World Trade Center arts space on track despite obstacles-city
(Reuters) - A new arts center on the site of the former World Trade Center in New York should be open by 2017 or earlier, despite delays in funding and design issues, a city official said on Thursday.
The Lower Manhattan Performing Arts Center, designed by Frank Gehry, is expected to be built where a temporary commuter railway station now stands on the 16-acre (6.5 hectare) World Trade Center complex.
Fundraising has proved challenging, with the center's pricetag estimated at more than $400 million.
Construction of the center will be complicated because it will sit on top of underground railway tracks - and the 1,000-seat theater will have no columns.
Even with these obstacles, New York City's cultural affairs commissioner said the center could open ahead of a 2017 target.

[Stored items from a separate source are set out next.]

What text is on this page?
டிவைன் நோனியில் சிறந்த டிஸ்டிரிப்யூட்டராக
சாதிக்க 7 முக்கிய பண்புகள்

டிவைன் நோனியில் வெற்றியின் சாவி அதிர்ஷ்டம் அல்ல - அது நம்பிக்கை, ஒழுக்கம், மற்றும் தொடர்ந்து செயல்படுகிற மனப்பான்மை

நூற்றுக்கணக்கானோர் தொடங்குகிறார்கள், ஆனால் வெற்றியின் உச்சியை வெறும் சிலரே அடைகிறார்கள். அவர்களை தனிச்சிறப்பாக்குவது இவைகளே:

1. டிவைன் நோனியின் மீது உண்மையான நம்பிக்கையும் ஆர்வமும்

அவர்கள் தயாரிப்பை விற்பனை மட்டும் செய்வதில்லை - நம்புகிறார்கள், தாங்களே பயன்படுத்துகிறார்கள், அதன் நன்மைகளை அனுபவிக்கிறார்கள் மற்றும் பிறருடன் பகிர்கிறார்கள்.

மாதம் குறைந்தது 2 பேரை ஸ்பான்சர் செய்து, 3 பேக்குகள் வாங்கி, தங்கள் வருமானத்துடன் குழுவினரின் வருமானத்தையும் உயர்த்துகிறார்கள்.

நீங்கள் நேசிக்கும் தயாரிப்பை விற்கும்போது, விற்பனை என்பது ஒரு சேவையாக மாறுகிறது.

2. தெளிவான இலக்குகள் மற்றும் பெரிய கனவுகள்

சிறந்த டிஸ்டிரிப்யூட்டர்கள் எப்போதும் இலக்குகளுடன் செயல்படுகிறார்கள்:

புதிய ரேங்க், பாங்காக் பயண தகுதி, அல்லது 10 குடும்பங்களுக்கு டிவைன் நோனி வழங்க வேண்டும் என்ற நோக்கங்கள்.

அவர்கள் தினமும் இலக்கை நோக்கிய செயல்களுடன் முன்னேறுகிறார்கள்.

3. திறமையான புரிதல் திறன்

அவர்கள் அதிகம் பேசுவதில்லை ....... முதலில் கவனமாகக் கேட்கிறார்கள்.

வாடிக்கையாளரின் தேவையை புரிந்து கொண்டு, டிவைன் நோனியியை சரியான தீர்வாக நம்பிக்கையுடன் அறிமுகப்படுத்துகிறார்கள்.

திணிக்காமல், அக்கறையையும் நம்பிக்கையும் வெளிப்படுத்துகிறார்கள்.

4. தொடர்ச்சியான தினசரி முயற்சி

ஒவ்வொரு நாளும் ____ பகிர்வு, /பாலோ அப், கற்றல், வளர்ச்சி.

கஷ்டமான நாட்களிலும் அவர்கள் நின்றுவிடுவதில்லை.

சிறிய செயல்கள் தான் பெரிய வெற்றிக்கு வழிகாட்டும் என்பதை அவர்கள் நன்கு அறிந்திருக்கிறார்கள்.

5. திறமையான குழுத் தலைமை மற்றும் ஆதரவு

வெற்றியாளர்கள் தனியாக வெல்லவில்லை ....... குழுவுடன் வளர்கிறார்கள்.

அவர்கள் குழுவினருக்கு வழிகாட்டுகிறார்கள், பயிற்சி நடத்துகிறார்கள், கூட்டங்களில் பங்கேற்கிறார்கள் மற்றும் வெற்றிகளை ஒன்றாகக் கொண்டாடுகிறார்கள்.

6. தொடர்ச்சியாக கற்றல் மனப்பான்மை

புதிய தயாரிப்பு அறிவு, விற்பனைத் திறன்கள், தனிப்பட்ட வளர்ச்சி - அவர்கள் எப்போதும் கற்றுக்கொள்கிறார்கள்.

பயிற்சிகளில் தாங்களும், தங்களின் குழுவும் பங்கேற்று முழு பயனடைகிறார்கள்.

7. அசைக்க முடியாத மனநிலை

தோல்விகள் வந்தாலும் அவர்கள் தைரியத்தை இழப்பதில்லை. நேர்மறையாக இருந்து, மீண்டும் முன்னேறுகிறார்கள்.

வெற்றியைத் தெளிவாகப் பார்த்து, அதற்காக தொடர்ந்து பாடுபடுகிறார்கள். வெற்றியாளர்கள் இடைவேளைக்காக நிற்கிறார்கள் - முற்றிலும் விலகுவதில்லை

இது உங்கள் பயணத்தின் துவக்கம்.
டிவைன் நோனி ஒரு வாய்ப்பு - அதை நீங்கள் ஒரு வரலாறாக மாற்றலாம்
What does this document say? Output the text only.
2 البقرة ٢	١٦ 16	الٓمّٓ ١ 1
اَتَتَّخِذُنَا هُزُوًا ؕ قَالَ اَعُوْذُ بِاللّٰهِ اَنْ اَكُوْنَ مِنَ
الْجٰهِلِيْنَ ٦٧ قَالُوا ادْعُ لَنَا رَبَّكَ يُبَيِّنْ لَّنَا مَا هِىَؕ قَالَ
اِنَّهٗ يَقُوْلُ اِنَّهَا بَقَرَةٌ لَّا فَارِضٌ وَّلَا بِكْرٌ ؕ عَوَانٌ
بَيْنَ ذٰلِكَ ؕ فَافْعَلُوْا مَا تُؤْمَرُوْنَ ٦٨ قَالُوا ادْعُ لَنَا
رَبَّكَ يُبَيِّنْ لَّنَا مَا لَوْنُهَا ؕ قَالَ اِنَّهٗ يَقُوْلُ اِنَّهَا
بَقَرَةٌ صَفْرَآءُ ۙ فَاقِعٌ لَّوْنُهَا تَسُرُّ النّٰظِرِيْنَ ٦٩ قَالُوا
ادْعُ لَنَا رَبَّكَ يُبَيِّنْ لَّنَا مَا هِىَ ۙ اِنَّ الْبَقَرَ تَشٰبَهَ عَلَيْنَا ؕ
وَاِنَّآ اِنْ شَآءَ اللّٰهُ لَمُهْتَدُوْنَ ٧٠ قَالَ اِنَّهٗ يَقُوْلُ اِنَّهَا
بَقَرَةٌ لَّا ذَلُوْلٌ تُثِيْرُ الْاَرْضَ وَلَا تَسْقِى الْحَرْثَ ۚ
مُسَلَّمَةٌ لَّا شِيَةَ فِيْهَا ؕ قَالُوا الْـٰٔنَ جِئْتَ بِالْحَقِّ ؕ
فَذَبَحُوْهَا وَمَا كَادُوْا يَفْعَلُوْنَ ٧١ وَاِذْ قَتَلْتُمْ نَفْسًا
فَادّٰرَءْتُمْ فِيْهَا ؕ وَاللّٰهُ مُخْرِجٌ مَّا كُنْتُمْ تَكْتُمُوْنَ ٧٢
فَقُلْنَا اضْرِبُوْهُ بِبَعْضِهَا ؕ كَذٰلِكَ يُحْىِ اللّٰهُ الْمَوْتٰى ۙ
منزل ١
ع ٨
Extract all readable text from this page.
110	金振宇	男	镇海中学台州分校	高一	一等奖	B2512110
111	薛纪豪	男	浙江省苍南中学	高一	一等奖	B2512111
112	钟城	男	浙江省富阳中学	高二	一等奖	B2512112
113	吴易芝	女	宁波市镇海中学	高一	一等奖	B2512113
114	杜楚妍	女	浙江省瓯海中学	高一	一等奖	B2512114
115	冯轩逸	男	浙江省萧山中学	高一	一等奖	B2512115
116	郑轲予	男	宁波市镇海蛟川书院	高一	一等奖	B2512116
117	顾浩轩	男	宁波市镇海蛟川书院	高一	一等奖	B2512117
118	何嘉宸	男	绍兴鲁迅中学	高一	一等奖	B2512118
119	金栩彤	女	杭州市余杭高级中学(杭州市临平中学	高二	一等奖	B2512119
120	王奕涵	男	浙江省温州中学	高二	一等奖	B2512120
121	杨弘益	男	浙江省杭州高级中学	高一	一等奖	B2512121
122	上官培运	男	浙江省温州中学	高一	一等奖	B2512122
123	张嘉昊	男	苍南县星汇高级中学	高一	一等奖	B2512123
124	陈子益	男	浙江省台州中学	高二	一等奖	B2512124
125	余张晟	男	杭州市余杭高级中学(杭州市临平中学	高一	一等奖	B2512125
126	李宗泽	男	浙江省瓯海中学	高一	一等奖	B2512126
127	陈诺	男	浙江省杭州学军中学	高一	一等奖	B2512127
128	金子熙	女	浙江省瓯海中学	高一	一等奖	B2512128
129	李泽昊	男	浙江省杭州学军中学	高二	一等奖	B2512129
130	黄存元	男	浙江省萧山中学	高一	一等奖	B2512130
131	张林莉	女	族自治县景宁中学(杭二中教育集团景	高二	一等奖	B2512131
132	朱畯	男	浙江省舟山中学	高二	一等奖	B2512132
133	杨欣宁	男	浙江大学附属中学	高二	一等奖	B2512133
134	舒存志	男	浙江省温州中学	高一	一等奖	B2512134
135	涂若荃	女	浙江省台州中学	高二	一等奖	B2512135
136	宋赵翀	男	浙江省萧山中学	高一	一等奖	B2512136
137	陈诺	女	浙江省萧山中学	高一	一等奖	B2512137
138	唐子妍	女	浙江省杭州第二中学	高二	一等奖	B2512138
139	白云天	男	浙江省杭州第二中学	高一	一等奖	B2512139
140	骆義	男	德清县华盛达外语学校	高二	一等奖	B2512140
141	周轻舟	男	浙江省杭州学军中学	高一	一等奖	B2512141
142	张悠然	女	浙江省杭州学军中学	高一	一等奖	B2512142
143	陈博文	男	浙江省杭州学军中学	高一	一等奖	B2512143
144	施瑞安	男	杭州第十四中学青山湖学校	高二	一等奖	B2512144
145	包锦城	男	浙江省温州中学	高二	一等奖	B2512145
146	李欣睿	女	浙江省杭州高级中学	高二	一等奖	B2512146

"That is depending on the final design of the building," said Kate Levin, after a board meeting of the Lower Manhattan Development Corporation (LMDC), whose goal is to revive the downtown area devastated by the September 11, 2001 attacks.
Like all the World Trade Center projects - the skyscrapers, the memorial and museum, and the mass transit hub - plans for the cultural center have been contentious.
Only one of the four institutions initially offered space at the center still plans to move to the complex.
The LMDC unexpectedly failed on Thursday to include $1 million of funds the arts center sought to hire staff.
The Performing Arts Center is also waiting for the Lower Manhattan Development Corporation to turn over $155 million of funding that has been allocated for it.
"There is some concern about how the entire project will be funded and how the structure of the funding will be going forward," explained David Emil, LMDC president. He added that the agency wanted to wait for a clearer financial picture.
Avi Schick, LMDC chairman, suggested the funding request might appear on the agenda for the October board meeting.
Officials say the size of the new theater will give artists, directors and producers an alternative to the only two options the city now offers: small theaters with around 450 seats or much larger venues with thousands of seats.
"I believe the performing arts center is a crucial plan for the building of the World Trade Center site because the attack on the World Trade Center was in essence an attack on American culture," Emil said later.